Une véritable retraite: beaucoup de sommeil, un calme parfait, j’ai l’impression de flotter dans de vastes journées toutes emplies de soleil. Installé sur la terrasse, j’écris: pari tenu, je suis parvenu à écrire une nouvelle durant ce séjour. Et pour une fois, il s’agira bien d’une nouvelle plutôt que d’une novella — il y a un moment que je désirais parvenir à faire tenir une enquête policière dans une simple nouvelle.

Promenade: aller & retour à rythme lent, sur le bord du canal de Marseille. Bois de chênes verts (mais je devrais peut-être écrire « bois de yeuses », dans le Midi?), forêt de pins, champs. Manches retroussées, poings dans les poches, canotier de Charles X solidement planté sur la tête, j’avance du pas méditatif d’un homme qui n’a d’autre activité que de tendre les oreillles & ouvrir les yeux: l’observateur.

Ma solitude de promeneur s’accompagne d’abord des gloussements imbéciles d’un élevage de pintades, puis du ronflement d’un tracteur. Perché sur un petit pont, à la courbe quasi-japonaise tant elle est prononcée, je termine mon pique-nique. La pierre grise se couvre d’un lichen si orangé, presque doré, qu’il « tire » l’oeil. Les motifs qu’il dessine ajoutent à l’aspect nippon de cette arche étonnante.

Et lorsqu’au détour de la route, je revois Lambesc, c’est avec au premier plan un vénérable pommier en fleurs, puis se détachant nettement de la masse gris-rosée du village, le clocher arrondi de l’église, coupole éclatante au soleil, que souligne par l’arrière la silhouette bien découpée d’un pin: ainsi cadré, un morceau de paysage extrême-oriental…

« Traquer la rencontre miraculeuse entre les contingences passagères & la vérité immuable. »

Chaque soir des cieux renversants, où le soleil rougeoyant change chaque fois d’habit. Avec le regard qui court sur les toits, rose éteint & beige vibrant, pour butter tout au fond sur ce bouquet de pins, presque trop pictural pour être vrai.
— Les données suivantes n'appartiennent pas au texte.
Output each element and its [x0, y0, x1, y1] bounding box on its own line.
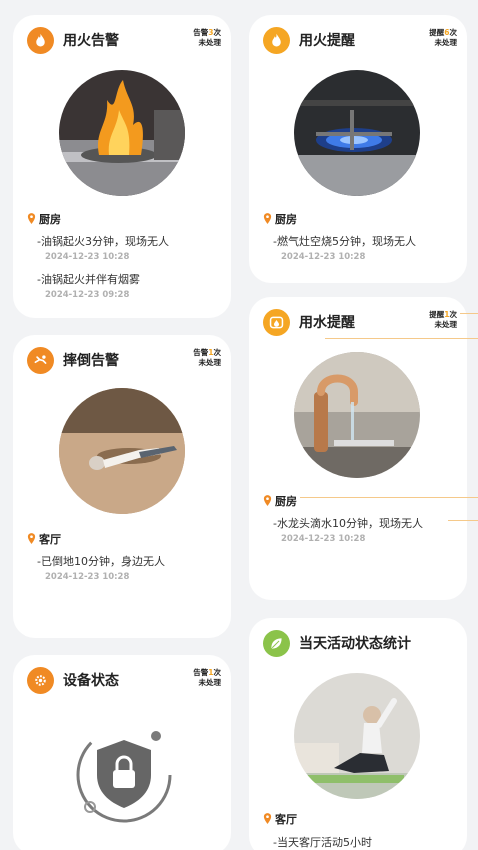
- event-time: 2024-12-23 10:28: [45, 572, 130, 582]
- card-header: 摔倒告警 告警1次 未处理: [27, 347, 221, 377]
- fall-person-icon: [27, 347, 54, 374]
- location-label: 厨房: [263, 493, 297, 509]
- location-label: 客厅: [263, 811, 297, 827]
- callout-line: [448, 520, 478, 521]
- card-title: 当天活动状态统计: [299, 636, 411, 652]
- alarm-count-badge: 告警3次 未处理: [193, 28, 221, 47]
- card-title: 用水提醒: [299, 315, 355, 331]
- location-pin-icon: [263, 495, 272, 506]
- card-header: 用火告警 告警3次 未处理: [27, 27, 221, 57]
- water-remind-card[interactable]: 用水提醒 提醒1次 未处理 厨房 -水龙头滴水10分钟，现场无人 2024-12…: [249, 297, 467, 600]
- fire-remind-card[interactable]: 用火提醒 提醒6次 未处理 厨房 -燃气灶空烧5分钟，现场无人 2024-12-…: [249, 15, 467, 283]
- card-title: 用火提醒: [299, 33, 355, 49]
- event-time: 2024-12-23 10:28: [281, 252, 366, 262]
- card-header: 设备状态 告警1次 未处理: [27, 667, 221, 697]
- event-time: 2024-12-23 10:28: [45, 252, 130, 262]
- event-text: -当天客厅活动5小时: [273, 836, 372, 849]
- card-header: 当天活动状态统计: [263, 630, 457, 660]
- callout-line: [300, 497, 478, 498]
- event-text: -水龙头滴水10分钟，现场无人: [273, 517, 423, 530]
- location-label: 厨房: [27, 211, 61, 227]
- flame-icon: [27, 27, 54, 54]
- flame-icon: [263, 27, 290, 54]
- elderly-yoga-photo: [294, 673, 420, 799]
- event-text: -已倒地10分钟，身边无人: [37, 555, 165, 568]
- location-label: 客厅: [27, 531, 61, 547]
- location-pin-icon: [27, 533, 36, 544]
- card-title: 设备状态: [63, 673, 119, 689]
- alarm-count-badge: 告警1次 未处理: [193, 348, 221, 367]
- device-status-card[interactable]: 设备状态 告警1次 未处理: [13, 655, 231, 850]
- event-text: -油锅起火并伴有烟雾: [37, 273, 140, 286]
- card-header: 用水提醒 提醒1次 未处理: [263, 309, 457, 339]
- faucet-photo: [294, 352, 420, 478]
- fallen-person-photo: [59, 388, 185, 514]
- leaf-icon: [263, 630, 290, 657]
- activity-stats-card[interactable]: 当天活动状态统计 客厅 -当天客厅活动5小时: [249, 618, 467, 850]
- callout-line: [325, 338, 478, 339]
- location-pin-icon: [27, 213, 36, 224]
- event-time: 2024-12-23 09:28: [45, 290, 130, 300]
- remind-count-badge: 提醒1次 未处理: [429, 310, 457, 329]
- location-label: 厨房: [263, 211, 297, 227]
- faucet-icon: [263, 309, 290, 336]
- event-time: 2024-12-23 10:28: [281, 534, 366, 544]
- location-pin-icon: [263, 213, 272, 224]
- fire-alarm-card[interactable]: 用火告警 告警3次 未处理 厨房 -油锅起火3分钟，现场无人 2024-12-2…: [13, 15, 231, 318]
- remind-count-badge: 提醒6次 未处理: [429, 28, 457, 47]
- card-header: 用火提醒 提醒6次 未处理: [263, 27, 457, 57]
- card-title: 摔倒告警: [63, 353, 119, 369]
- event-text: -燃气灶空烧5分钟，现场无人: [273, 235, 416, 248]
- gear-icon: [27, 667, 54, 694]
- gas-stove-photo: [294, 70, 420, 196]
- card-title: 用火告警: [63, 33, 119, 49]
- alarm-count-badge: 告警1次 未处理: [193, 668, 221, 687]
- event-text: -油锅起火3分钟，现场无人: [37, 235, 169, 248]
- callout-line: [460, 313, 478, 314]
- location-pin-icon: [263, 813, 272, 824]
- kitchen-fire-photo: [59, 70, 185, 196]
- lock-shield-icon: [69, 720, 179, 830]
- fall-alarm-card[interactable]: 摔倒告警 告警1次 未处理 客厅 -已倒地10分钟，身边无人 2024-12-2…: [13, 335, 231, 638]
Et le ciel immense. Un soir laiteux, brouillé de gris & de fauve; un autre soir enflammé, chaud; ou encore transparent, plein d’effets jaunes, brillants. Certes, j’aurais aimé être peintre. Et je comprends bien la fascination qui était celle de Monet ou bien de Marquet, pour un paysage qu’ils peignaient ou repeignaient sans cesse, à des heures & des saisons différentes. La fascination pour une vibration propre, la densité de ce qui s’impose à vous.
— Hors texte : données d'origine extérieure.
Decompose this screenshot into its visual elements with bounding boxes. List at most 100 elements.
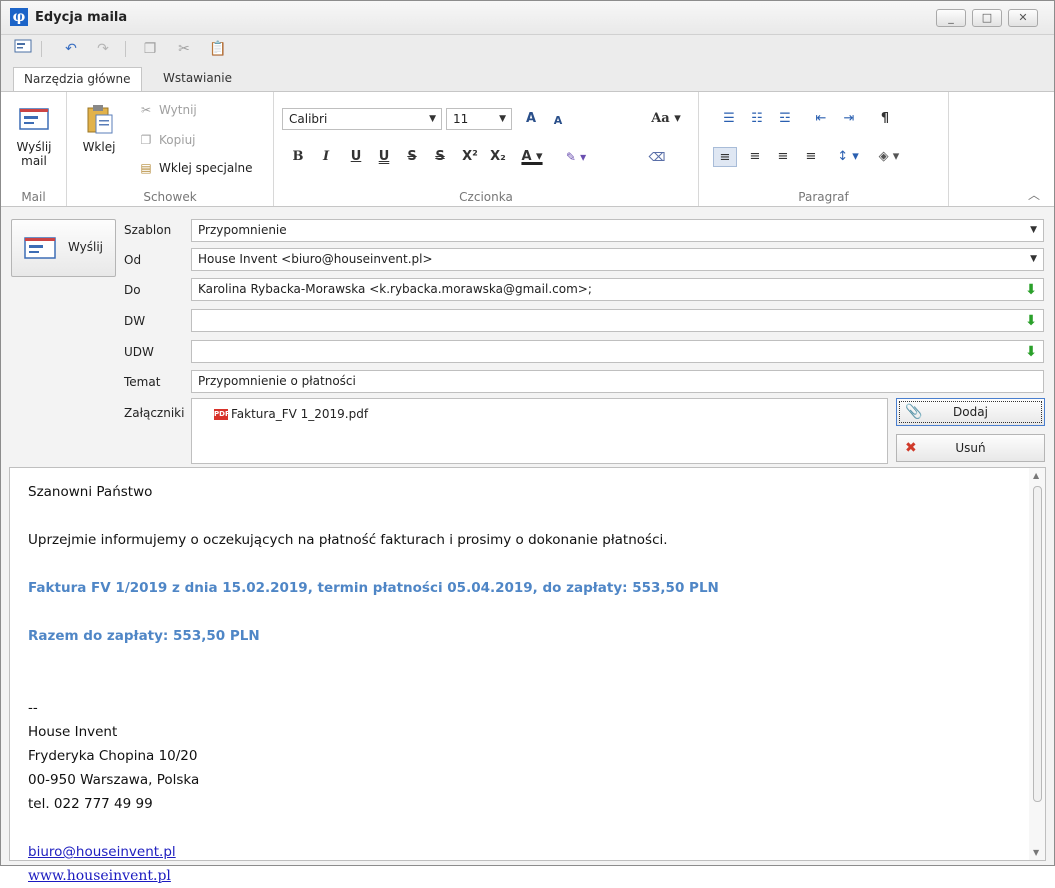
subscript-button[interactable]: X₂ [486, 147, 510, 167]
align-left-icon[interactable]: ≡ [713, 147, 737, 167]
signature-website-link[interactable]: www.houseinvent.pl [28, 868, 171, 884]
tab-home[interactable]: Narzędzia główne [13, 67, 142, 91]
label-attachments: Załączniki [124, 406, 185, 420]
shading-button[interactable]: ◈ ▾ [871, 147, 907, 167]
show-marks-button[interactable]: ¶ [875, 109, 895, 129]
tab-insert[interactable]: Wstawianie [153, 67, 242, 91]
label-template: Szablon [124, 223, 172, 237]
signature-company: House Invent [28, 724, 118, 740]
bullets-icon[interactable]: ☰ [719, 109, 739, 129]
message-body: Szanowni Państwo Uprzejmie informujemy o… [28, 480, 719, 888]
remove-attachment-button[interactable]: ✖ Usuń [896, 434, 1045, 462]
cut-label: Wytnij [159, 103, 197, 117]
label-from: Od [124, 253, 142, 267]
grow-font-label: A [525, 111, 537, 126]
attachments-list[interactable]: PDFFaktura_FV 1_2019.pdf [191, 398, 888, 464]
double-strikethrough-button[interactable]: S [430, 147, 450, 167]
align-center-icon[interactable]: ≡ [745, 147, 765, 167]
copy-icon[interactable]: ❐ [140, 39, 160, 59]
close-button[interactable]: ✕ [1008, 9, 1038, 27]
message-body-editor[interactable]: Szanowni Państwo Uprzejmie informujemy o… [9, 467, 1046, 884]
signature-street: Fryderyka Chopina 10/20 [28, 748, 198, 764]
superscript-button[interactable]: X² [458, 147, 482, 167]
mail-header-form: Wyślij Szablon Przypomnienie ▼ Od House I… [1, 208, 1054, 466]
scrollbar-thumb[interactable] [1033, 486, 1042, 802]
font-size-value: 11 [453, 112, 469, 126]
strikethrough-button[interactable]: S [402, 147, 422, 167]
copy-label: Kopiuj [159, 133, 196, 147]
maximize-button[interactable]: □ [972, 9, 1002, 27]
app-phi-icon: φ [10, 8, 28, 26]
subject-input[interactable]: Przypomnienie o płatności [191, 370, 1044, 393]
underline-button[interactable]: U [346, 147, 366, 167]
highlighter-icon: ✎ [565, 150, 576, 164]
bcc-field[interactable]: ⬇ [191, 340, 1044, 363]
italic-button[interactable]: I [316, 147, 336, 167]
redo-icon[interactable]: ↷ [93, 39, 113, 59]
change-case-button[interactable]: Aa ▾ [644, 109, 688, 129]
signature-email-link[interactable]: biuro@houseinvent.pl [28, 844, 176, 860]
font-color-button[interactable]: A ▾ [516, 147, 548, 167]
ribbon-group-paragraph: ☰ ☷ ☲ ⇤ ⇥ ¶ ≡ ≡ ≡ ≡ ↕ ▾ ◈ ▾ Paragraf [699, 92, 949, 206]
numbering-icon[interactable]: ☷ [747, 109, 767, 129]
undo-icon[interactable]: ↶ [61, 39, 81, 59]
line-spacing-button[interactable]: ↕ ▾ [831, 147, 865, 167]
from-select[interactable]: House Invent <biuro@houseinvent.pl> ▼ [191, 248, 1044, 271]
arrow-down-icon[interactable]: ⬇ [1025, 342, 1037, 363]
paste-label: Wklej [82, 140, 116, 154]
decrease-indent-icon[interactable]: ⇤ [811, 109, 831, 129]
font-color-label: A [521, 149, 532, 164]
remove-x-icon: ✖ [905, 440, 917, 456]
send-button[interactable]: Wyślij [11, 219, 116, 277]
double-underline-button[interactable]: U [374, 147, 394, 167]
cc-field[interactable]: ⬇ [191, 309, 1044, 332]
clear-format-icon[interactable]: ⌫ [646, 147, 668, 167]
ribbon-tabs: Narzędzia główne Wstawianie [1, 63, 1054, 91]
scroll-up-icon[interactable]: ▲ [1033, 471, 1039, 480]
paste-special-button[interactable]: ▤ Wklej specjalne [137, 158, 252, 178]
greeting: Szanowni Państwo [28, 484, 153, 500]
increase-indent-icon[interactable]: ⇥ [839, 109, 859, 129]
to-field[interactable]: Karolina Rybacka-Morawska <k.rybacka.mor… [191, 278, 1044, 301]
paste-icon[interactable]: 📋 [208, 39, 228, 59]
send-mail-button[interactable]: Wyślij mail [7, 102, 61, 168]
arrow-down-icon[interactable]: ⬇ [1025, 280, 1037, 301]
copy-button[interactable]: ❐ Kopiuj [137, 130, 196, 150]
collapse-ribbon-icon[interactable]: ︿ [1028, 186, 1040, 203]
mail-edit-window: φ Edycja maila _ □ ✕ ↶ ↷ ❐ ✂ 📋 Narzędzia… [0, 0, 1055, 884]
ribbon-group-mail: Wyślij mail Mail [1, 92, 67, 206]
minimize-button[interactable]: _ [936, 9, 966, 27]
scroll-down-icon[interactable]: ▼ [1033, 848, 1039, 857]
group-caption-paragraph: Paragraf [798, 190, 849, 204]
quick-access-toolbar: ↶ ↷ ❐ ✂ 📋 [1, 35, 1054, 63]
group-caption-mail: Mail [21, 190, 46, 204]
title-bar: φ Edycja maila _ □ ✕ [1, 1, 1054, 35]
arrow-down-icon[interactable]: ⬇ [1025, 311, 1037, 332]
cut-icon[interactable]: ✂ [174, 39, 194, 59]
bold-button[interactable]: B [288, 147, 308, 167]
group-caption-font: Czcionka [459, 190, 513, 204]
body-paragraph: Uprzejmie informujemy o oczekujących na … [28, 532, 668, 548]
justify-icon[interactable]: ≡ [801, 147, 821, 167]
vertical-scrollbar[interactable]: ▲ ▼ [1029, 468, 1045, 860]
to-value: Karolina Rybacka-Morawska <k.rybacka.mor… [198, 282, 592, 296]
signature-phone: tel. 022 777 49 99 [28, 796, 153, 812]
mail-icon [24, 237, 56, 259]
label-bcc: UDW [124, 345, 154, 359]
shrink-font-button[interactable]: A [548, 111, 568, 131]
multilevel-list-icon[interactable]: ☲ [775, 109, 795, 129]
highlight-button[interactable]: ✎ ▾ [556, 147, 596, 167]
change-case-label: Aa [651, 111, 670, 126]
paste-button[interactable]: Wklej [77, 102, 121, 154]
align-right-icon[interactable]: ≡ [773, 147, 793, 167]
attachment-item[interactable]: PDFFaktura_FV 1_2019.pdf [214, 407, 368, 421]
cut-button[interactable]: ✂ Wytnij [137, 100, 197, 120]
template-select[interactable]: Przypomnienie ▼ [191, 219, 1044, 242]
grow-font-button[interactable]: A [520, 109, 542, 129]
mail-icon[interactable] [13, 39, 33, 59]
font-size-select[interactable]: 11 ▼ [446, 108, 512, 130]
remove-label: Usuń [955, 441, 986, 455]
font-family-select[interactable]: Calibri ▼ [282, 108, 442, 130]
add-attachment-button[interactable]: 📎 Dodaj [896, 398, 1045, 426]
send-mail-label-2: mail [21, 154, 47, 168]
La nuit, la voûte nocturne s’emplie d’étoiles &, juste sous la fenêtre de ma chambre, une unique lanterne blanche jette sur l’impasse une lumière si crue qu’elle la transforme en décor noir & blanc pour film d’autrefois. Pagnol le jour, Clouzeau la nuit?

Fondation Vasarely à Aix: moins qu’une plongée en art (j’hésite à parler d’art…. Il se disait lui-même « plasticien », d’ailleurs), une plongée dans des souvenirs & émotions esthétiques de jeunesse, les années 70 au sein desquelles je fus élevé — littéralement: Cergy Ville Nouvelle. Une époque & des lieux emplis par Vasarely.